If any of the sub-computations fails, the provided function is never run. It only is run if all sub-computations (in this case, the two arguments passed to <**>) are successful. If so, it combines these into a Success. Where is this logic? This defines the Apply instance for [A] Validation[X, A]. We require that the type X must have a Semigroup avaiable, which is the strategy for combining the individual errors, each of type X, into an aggregated error of the same type. If you choose String as your error type, the Semigroup[String] concatenates the strings; if you choose NonEmptyList[String], the error(s) from each step are concatenated into a longer NonEmptyList of errors. This concatenation happens below when two Failures are combined, using the ⊹ operator (which expands with implicits to, for example, Scalaz.IdentityTo(e1).⊹(e2)(Semigroup.NonEmptyListSemigroup(Semigroup.StringSemigroup)).

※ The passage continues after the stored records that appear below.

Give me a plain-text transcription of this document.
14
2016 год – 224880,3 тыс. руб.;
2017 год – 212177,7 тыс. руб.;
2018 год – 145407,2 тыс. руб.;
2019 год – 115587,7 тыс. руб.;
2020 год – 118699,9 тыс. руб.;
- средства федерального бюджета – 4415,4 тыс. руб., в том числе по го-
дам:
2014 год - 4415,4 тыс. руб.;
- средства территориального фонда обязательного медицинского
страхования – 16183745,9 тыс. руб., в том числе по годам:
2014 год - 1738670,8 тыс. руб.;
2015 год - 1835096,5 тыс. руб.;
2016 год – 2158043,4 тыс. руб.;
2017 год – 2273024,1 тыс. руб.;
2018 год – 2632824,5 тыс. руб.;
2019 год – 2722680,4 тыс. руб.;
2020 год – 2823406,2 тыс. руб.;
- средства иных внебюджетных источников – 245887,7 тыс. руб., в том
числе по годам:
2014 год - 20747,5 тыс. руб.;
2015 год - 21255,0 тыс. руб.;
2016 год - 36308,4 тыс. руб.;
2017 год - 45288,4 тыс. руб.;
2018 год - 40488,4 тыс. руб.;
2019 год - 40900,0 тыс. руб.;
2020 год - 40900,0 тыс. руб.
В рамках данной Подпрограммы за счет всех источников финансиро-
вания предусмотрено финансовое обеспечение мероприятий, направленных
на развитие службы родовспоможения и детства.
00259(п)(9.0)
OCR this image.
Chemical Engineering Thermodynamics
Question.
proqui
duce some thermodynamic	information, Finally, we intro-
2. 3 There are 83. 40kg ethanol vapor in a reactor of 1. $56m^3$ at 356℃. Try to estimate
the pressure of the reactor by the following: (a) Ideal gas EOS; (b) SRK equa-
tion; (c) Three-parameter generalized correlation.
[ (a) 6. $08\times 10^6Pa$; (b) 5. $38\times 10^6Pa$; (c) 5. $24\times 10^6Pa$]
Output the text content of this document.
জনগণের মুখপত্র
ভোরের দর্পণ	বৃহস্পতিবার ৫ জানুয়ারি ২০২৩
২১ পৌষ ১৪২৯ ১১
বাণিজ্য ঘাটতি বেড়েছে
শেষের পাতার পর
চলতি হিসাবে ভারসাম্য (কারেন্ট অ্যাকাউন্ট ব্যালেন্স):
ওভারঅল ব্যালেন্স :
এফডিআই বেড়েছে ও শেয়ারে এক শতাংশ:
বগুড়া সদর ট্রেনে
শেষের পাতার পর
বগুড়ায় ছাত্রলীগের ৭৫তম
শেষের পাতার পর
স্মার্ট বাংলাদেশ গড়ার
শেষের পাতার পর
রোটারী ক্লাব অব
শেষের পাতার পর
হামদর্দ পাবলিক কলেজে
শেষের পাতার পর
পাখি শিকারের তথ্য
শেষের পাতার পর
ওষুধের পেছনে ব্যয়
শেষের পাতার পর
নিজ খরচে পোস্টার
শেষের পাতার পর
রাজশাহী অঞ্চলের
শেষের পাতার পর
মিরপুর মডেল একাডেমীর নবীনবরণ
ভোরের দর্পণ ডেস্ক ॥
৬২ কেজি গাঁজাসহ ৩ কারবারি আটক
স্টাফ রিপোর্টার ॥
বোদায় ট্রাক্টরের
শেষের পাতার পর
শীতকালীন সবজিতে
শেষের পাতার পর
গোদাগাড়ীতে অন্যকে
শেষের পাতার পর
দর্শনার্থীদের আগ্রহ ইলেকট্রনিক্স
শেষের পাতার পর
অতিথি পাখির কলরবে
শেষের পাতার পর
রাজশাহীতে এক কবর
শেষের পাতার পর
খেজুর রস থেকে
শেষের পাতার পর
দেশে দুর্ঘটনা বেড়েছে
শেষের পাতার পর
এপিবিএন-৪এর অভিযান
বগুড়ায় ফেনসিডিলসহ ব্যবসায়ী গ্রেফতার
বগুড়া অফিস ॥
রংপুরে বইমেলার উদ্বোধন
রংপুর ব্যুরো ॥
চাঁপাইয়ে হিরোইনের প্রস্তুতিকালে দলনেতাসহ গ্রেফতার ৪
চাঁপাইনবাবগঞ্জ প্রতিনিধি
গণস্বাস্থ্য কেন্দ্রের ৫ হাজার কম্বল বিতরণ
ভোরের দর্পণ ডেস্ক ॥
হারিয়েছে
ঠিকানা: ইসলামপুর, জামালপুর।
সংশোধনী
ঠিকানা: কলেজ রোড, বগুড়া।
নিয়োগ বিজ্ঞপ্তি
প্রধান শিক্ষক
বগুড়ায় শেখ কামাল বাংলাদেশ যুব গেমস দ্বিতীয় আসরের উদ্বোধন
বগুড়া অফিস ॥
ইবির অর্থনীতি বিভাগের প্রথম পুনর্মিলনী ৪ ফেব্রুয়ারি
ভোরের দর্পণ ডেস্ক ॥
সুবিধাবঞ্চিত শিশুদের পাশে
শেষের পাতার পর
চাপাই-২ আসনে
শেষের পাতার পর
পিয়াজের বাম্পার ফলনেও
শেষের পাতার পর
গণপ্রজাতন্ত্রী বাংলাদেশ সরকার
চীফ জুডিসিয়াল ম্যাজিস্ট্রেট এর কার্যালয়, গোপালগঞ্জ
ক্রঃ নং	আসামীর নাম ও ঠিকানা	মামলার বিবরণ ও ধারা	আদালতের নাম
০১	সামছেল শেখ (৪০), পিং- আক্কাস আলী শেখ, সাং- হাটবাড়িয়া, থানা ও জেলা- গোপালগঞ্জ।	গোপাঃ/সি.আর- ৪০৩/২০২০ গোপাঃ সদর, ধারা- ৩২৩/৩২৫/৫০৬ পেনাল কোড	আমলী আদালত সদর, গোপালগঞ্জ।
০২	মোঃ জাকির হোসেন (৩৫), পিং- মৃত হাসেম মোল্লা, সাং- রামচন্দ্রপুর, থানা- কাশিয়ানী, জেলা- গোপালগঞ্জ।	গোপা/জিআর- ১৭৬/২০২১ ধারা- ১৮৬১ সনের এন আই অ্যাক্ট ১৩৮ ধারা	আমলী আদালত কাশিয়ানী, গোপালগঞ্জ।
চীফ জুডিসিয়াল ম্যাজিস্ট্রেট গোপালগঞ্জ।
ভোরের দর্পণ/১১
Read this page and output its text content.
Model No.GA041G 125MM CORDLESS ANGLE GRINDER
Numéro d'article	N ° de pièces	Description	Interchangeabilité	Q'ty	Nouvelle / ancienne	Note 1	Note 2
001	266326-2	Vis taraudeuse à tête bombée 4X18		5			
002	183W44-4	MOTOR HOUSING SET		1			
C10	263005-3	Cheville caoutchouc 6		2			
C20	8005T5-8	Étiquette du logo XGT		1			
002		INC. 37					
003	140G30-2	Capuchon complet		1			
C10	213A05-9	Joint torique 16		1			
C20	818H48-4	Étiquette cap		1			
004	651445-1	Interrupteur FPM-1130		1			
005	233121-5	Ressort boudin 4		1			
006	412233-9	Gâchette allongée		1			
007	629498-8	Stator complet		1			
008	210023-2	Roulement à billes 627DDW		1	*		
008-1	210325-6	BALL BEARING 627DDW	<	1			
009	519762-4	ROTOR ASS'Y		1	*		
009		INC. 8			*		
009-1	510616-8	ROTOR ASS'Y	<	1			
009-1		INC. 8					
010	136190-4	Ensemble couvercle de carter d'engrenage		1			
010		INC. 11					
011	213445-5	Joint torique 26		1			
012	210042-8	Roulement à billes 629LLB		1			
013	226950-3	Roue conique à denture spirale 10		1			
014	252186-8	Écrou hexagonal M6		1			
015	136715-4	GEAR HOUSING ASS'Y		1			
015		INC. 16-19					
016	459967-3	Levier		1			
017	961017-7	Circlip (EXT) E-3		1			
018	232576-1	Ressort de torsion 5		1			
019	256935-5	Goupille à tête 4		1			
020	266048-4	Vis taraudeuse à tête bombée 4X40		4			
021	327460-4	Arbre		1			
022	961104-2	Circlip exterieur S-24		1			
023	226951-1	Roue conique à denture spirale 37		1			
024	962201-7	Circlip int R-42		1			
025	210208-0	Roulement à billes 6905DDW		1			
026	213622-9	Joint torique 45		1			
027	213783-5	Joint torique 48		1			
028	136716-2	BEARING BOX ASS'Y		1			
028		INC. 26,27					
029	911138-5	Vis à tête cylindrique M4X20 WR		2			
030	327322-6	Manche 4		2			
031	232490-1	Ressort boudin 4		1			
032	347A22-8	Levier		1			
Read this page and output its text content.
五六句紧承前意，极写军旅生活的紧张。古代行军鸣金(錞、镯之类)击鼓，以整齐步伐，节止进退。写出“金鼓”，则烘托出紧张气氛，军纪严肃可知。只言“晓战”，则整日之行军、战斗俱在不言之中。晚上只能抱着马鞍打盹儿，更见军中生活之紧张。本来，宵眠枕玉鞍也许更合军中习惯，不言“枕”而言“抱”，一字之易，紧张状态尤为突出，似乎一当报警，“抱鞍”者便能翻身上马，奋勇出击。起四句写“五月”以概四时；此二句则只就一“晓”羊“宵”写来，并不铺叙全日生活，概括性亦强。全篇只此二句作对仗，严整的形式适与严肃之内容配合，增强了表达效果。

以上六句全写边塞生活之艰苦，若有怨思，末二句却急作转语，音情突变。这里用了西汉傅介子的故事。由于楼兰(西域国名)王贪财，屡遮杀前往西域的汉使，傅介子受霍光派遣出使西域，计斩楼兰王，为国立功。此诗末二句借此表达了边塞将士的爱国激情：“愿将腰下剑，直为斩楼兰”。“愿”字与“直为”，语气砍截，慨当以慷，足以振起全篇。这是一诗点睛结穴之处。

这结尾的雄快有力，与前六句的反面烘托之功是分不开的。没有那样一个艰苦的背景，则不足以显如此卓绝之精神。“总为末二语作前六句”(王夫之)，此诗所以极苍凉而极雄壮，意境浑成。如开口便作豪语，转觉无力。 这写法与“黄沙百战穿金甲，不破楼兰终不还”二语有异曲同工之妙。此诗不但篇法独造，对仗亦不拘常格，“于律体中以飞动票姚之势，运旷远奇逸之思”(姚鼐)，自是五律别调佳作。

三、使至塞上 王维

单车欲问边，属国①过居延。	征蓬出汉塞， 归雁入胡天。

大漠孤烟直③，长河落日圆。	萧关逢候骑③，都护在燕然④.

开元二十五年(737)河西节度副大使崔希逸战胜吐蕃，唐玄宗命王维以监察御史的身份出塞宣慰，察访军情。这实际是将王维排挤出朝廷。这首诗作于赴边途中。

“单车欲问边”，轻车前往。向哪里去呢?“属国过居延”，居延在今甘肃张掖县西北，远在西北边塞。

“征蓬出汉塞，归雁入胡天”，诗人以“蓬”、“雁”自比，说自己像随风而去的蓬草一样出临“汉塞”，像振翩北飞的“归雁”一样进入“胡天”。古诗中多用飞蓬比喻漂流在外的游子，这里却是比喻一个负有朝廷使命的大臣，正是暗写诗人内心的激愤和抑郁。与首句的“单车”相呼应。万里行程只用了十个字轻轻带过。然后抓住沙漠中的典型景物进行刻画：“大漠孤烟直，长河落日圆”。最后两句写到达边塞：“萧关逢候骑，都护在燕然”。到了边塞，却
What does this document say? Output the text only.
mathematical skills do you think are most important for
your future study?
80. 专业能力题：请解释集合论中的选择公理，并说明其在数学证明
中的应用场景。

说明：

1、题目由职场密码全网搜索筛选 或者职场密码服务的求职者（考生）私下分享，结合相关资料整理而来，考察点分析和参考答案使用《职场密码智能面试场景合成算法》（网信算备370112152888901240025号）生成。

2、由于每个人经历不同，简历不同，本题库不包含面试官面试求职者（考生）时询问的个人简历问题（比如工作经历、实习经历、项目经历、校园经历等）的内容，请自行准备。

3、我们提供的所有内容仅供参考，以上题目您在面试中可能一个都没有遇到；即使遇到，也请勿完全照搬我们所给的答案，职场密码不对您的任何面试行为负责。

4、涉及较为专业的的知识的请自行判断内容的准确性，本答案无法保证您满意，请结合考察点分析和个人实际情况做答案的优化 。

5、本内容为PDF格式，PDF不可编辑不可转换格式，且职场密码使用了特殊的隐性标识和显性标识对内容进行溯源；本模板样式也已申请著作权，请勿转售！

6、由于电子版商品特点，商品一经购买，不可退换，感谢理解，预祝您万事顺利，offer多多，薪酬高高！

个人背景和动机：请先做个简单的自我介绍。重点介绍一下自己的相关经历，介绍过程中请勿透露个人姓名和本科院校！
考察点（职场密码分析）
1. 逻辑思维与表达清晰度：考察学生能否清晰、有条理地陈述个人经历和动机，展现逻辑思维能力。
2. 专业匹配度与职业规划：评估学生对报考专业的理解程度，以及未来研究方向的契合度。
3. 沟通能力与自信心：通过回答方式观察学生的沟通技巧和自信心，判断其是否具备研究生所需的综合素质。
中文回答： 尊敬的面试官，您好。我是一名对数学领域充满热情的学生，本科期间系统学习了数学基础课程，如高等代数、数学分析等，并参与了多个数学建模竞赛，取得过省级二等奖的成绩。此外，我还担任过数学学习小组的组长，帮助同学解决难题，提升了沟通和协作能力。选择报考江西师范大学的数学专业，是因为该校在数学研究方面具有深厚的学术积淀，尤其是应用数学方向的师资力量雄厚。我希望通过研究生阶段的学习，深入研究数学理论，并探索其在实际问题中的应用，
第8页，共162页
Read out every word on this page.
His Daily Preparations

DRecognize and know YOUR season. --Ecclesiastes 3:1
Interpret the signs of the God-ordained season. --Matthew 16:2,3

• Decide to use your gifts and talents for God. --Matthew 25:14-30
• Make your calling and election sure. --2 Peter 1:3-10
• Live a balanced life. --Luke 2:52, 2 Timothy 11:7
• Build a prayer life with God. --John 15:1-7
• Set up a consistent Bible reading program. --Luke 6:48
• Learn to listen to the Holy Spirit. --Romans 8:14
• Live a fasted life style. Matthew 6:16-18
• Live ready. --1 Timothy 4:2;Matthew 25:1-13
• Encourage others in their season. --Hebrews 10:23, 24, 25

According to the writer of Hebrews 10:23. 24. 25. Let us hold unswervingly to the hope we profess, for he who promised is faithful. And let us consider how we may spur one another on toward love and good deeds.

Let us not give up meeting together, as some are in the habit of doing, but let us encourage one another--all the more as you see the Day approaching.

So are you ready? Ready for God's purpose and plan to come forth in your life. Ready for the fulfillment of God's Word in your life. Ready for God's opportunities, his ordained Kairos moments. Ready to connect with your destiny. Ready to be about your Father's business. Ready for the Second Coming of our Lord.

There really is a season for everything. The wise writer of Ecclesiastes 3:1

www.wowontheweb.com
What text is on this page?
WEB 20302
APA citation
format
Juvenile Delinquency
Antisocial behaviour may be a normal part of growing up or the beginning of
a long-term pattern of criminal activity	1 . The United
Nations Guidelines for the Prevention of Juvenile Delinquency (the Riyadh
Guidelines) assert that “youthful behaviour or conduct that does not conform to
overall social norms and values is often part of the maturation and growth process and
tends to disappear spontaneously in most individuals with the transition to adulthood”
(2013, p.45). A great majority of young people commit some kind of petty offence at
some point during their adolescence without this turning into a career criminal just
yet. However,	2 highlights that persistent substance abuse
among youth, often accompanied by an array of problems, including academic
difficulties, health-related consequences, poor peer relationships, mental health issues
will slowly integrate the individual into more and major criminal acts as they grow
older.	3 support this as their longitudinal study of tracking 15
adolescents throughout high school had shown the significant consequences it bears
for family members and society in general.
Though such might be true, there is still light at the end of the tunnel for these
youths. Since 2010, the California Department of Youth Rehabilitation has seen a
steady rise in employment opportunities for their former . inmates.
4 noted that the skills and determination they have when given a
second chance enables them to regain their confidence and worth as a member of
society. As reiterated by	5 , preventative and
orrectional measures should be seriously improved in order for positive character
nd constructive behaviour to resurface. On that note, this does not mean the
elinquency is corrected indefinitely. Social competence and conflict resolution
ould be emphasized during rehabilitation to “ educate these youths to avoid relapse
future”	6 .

implicit def ValidationApply[X: Semigroup]: Apply[PartialApply1Of2[Validation, X]#Apply] = new Apply[PartialApply1Of2[Validation, X]#Apply] {
def apply[A, B](f: Validation[X, A => B], a: Validation[X, A]) = (f, a) match {
case (Success(f), Success(a)) => success(f(a))
case (Success(_), Failure(e)) => failure(e)
case (Failure(e), Success(_)) => failure(e)
case (Failure(e1), Failure(e2)) => failure(e1 ⊹ e2)
}
}
Monad or Applicative, how shall I choose?
Still reading? (Yes. Ed)
I've shown that sub-computations based on Option or [A] Validation[E, A] can be combined with either Apply or with Bind. When would you choose one over the other?
When you use Apply, the structure of the computation is fixed. All sub-computations will be executed; the results of one can't influence the the others. Only the 'pure' function has an overview of what happened. Monadic computations, on the other hand, allow the first sub-computation to influence the later ones.
If we used a Monadic validation structure, the first failure would short-circuit the entire validation, as there would be no Success value to feed into the subsequent validation. However, we are happy for the sub-validations to be independent, so we can combine them through the Applicative, and collect all the failures we encounter. The weakness of Applicative Functors has become a strength!